War damage, applies and persistent sanctions. The reconstruction of Syria is a huge job
After the fall of the Bashar al-Assad regime, Syrians dare to dream of a new start and the reconstruction of their country. But that doesn't get easy. Large parts of the country are in ruins. More than 90 percent of the population lives below the poverty line. Millions of people are without work or have fled abroad.
If current economic growth persists – in the last five years an average of 1.3 percent – Syria will only reach the gross domestic product from before the war in 2080. The Development Organization of the United Nations UNDP announced this last month. At the same time, attempts from the new regime to stimulate the Syrian economy bring their own problems again.
While the world is still speculating about who the new Syrian leader Ahmed Al-Sharaa is exactly-Democrat, Autocrat or Jihadist-the former rebel leader emerges as advocate of the free market. « The socialist system has many disadvantages, » said Al-Sharaa recently in an interview with Syrian television. His government starts in any case with the privatization of the many state-owned companies from the erk Assad. The aim is to attract foreign investments. The Syrian Foreign Minister Asad Hassan Al-Shabani also brought that message at the World Economic Forum in Davos at the beginning of this year.
Penal measures
In the meantime, the liberalization of the national economy is not going without pain. Thousands of civil servants have been fired, and bread is ten times as expensive now that the state no longer subsidizes it. However, entered products have become cheaper because the high import duties from the Assad era are often deleted. On the other hand, local producers who have to compete with such things have gotten harder.
It is also not the case that products have become more accessible to Syrians. The price of import goods may have fallen, there is an acute shortage of cash. That is why consumers are not allowed to include more than 200,000 Syrian pounds (around 14 euros) in cash every day. This is difficult especially in the expensive Ramadan month.
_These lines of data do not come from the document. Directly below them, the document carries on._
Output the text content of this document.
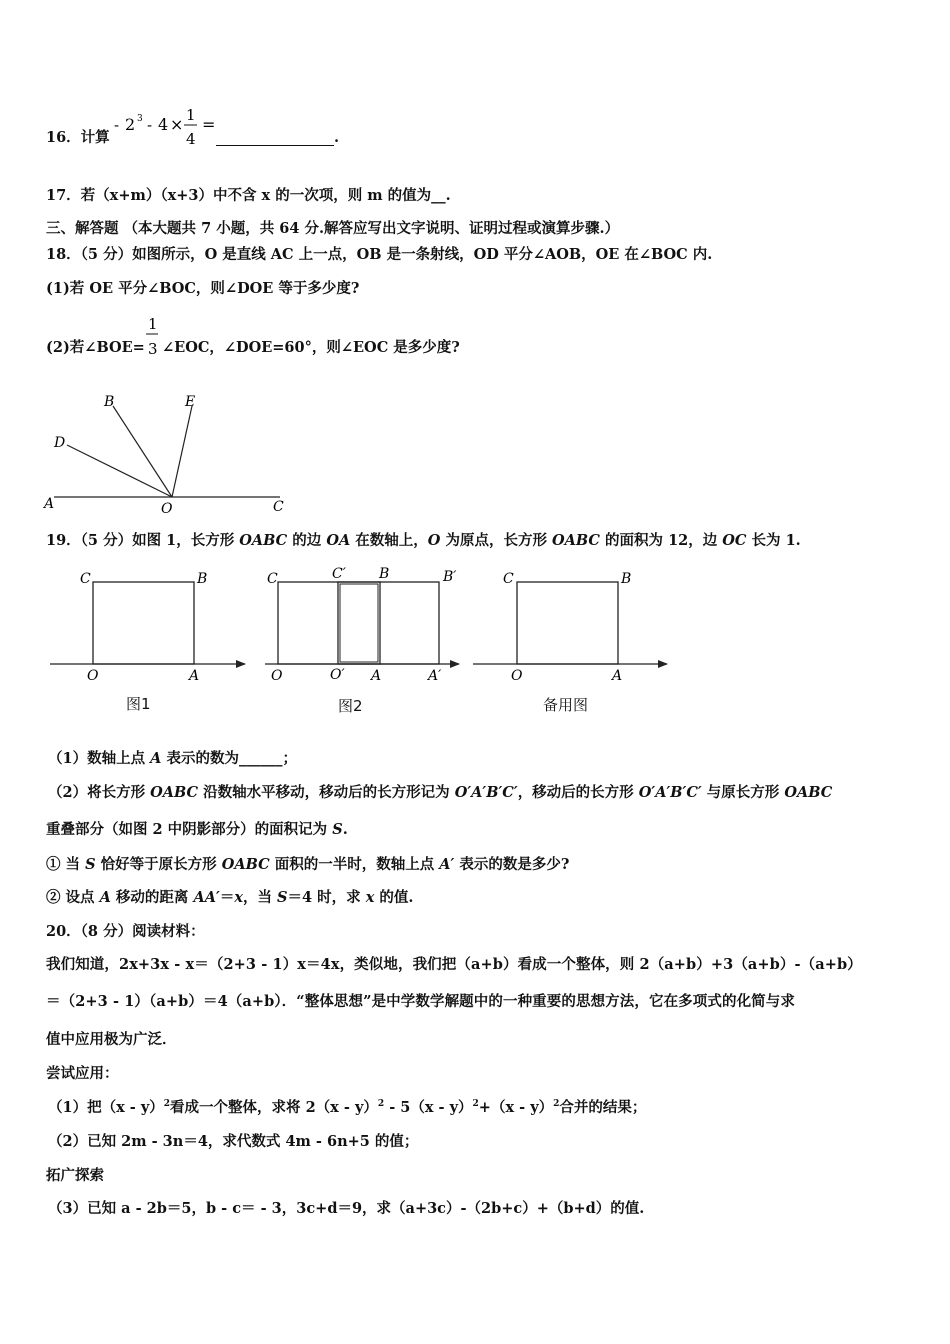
16．计算
- 2 3 - 4 × 1
4
=
.
17．若（x+m）（x+3）中不含 x 的一次项，则 m 的值为__.
三、解答题 （本大题共 7 小题，共 64 分.解答应写出文字说明、证明过程或演算步骤.）
18．（5 分）如图所示，O 是直线 AC 上一点，OB 是一条射线，OD 平分∠AOB，OE 在∠BOC 内.
(1)若 OE 平分∠BOC，则∠DOE 等于多少度?
(2)若∠BOE=
1
3 ∠EOC，∠DOE=60°，则∠EOC 是多少度?
A
B
C
D
E
O
19．（5 分）如图 1，长方形 OABC 的边 OA 在数轴上，O 为原点，长方形 OABC 的面积为 12，边 OC 长为 1.
C	B
O	A
C	C′ B	B′
O	O′ A	A′
C	B
O	A
图1	图2	备用图
（1）数轴上点 A 表示的数为______；
（2）将长方形 OABC 沿数轴水平移动，移动后的长方形记为 O′A′B′C′，移动后的长方形 O′A′B′C′ 与原长方形 OABC
重叠部分（如图 2 中阴影部分）的面积记为 S.
① 当 S 恰好等于原长方形 OABC 面积的一半时，数轴上点 A′ 表示的数是多少?
② 设点 A 移动的距离 AA′＝x，当 S＝4 时，求 x 的值.
20．（8 分）阅读材料：
我们知道，2x+3x - x＝（2+3 - 1）x＝4x，类似地，我们把（a+b）看成一个整体，则 2（a+b）+3（a+b）-（a+b）
＝（2+3 - 1）（a+b）＝4（a+b）．“整体思想”是中学数学解题中的一种重要的思想方法，它在多项式的化简与求
值中应用极为广泛．
尝试应用：
（1）把（x - y）$^2$看成一个整体，求将 2（x - y）$^2$ - 5（x - y）$^2$+（x - y）$^2$合并的结果；
（2）已知 2m - 3n＝4，求代数式 4m - 6n+5 的值；
拓广探索
（3）已知 a - 2b＝5，b - c＝ - 3，3c+d＝9，求（a+3c）-（2b+c）+（b+d）的值.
Some relief came from Russia last month in the form of an aircraft load freshly printed money. Although the country houses the fled Assad, of whom it was a good ally, Syrian pounds are still produced in Russia. And the new Syrian regime also depends on that. Analysts warn that Russia may also be able to set up as an ally for the new rulers, now that the West will continue to linger with relief from the sanctions that the Syrian economy is still taking hostage.
Analysts warn that Russia can argue as an ally
Although the European Union started last week with relaxation of sanctions against Syrian banks, energy and transport companies, the West is still suspicious of the new rulers. The US sanctions are still almost intact. And of those American measures, once intended to get the Assad regime to the knees, is the most trouble. Based on the so -called Caesar Act, everyone who does business with Syria risks penal measures. This allows companies to lose their access to the American market – for most companies a lot more important than the Syrian. And so foreign investors stay away, despite the new privatization policy in Syria.
Drug economy
Before the war, Syria had a relatively diverse economy that leaned on agriculture, industry, oil production and tourism. From 2011 it became disrupted by war and sanctions. The Assad family and the rest of the Syrian elite then resorted to production and export of the synthetic drug captagon. Billions of pills from dozens of Syrian drug labs flooded the region. According to the American think tank The New Lines Institute, that the then rulers yield 2.4 billion dollars annually. According to the World Bank, it was « the most valuable sector within the Syrian economy. »
The new regime is now busy rolling up the drug factories and smuggling networks. But return to the pre -war economic model does not just go, although the sanctions would disappear quickly and foreign investors come across. Thirteen years of civil war has also made Syria difficult to control. Several parts of the country were in the hands of various battle groups, each with their own economic model, rules and civil servants. It is up to the new government to forge one of them.
For that, she will above all have to reach an agreement with the Kurdish battle groups that are in charge in the northeast. In that area, which covers more than a quarter of Syria, there are fertile agricultural land and the majority of national oil fields. Negotiations with the Kurds about merging these areas in the rest of the country are difficult.
That is a problem for Damascus. The regime can use the oil well, says Mohamad Ahmad, economist at consultancy firm Karam Shaar Advisory. During the war its production fell back to a tenth of what it was. As a result, Assad had to have oil delivered from Iran.
Some media incorrectly present oil as a medicine against Syria's economic problems, says Ahmad. If Syria restores its oil infrastructure, it can become self-sufficient again, according to the economist. But a large oil exporter will no longer become the country: « The reality is not there ».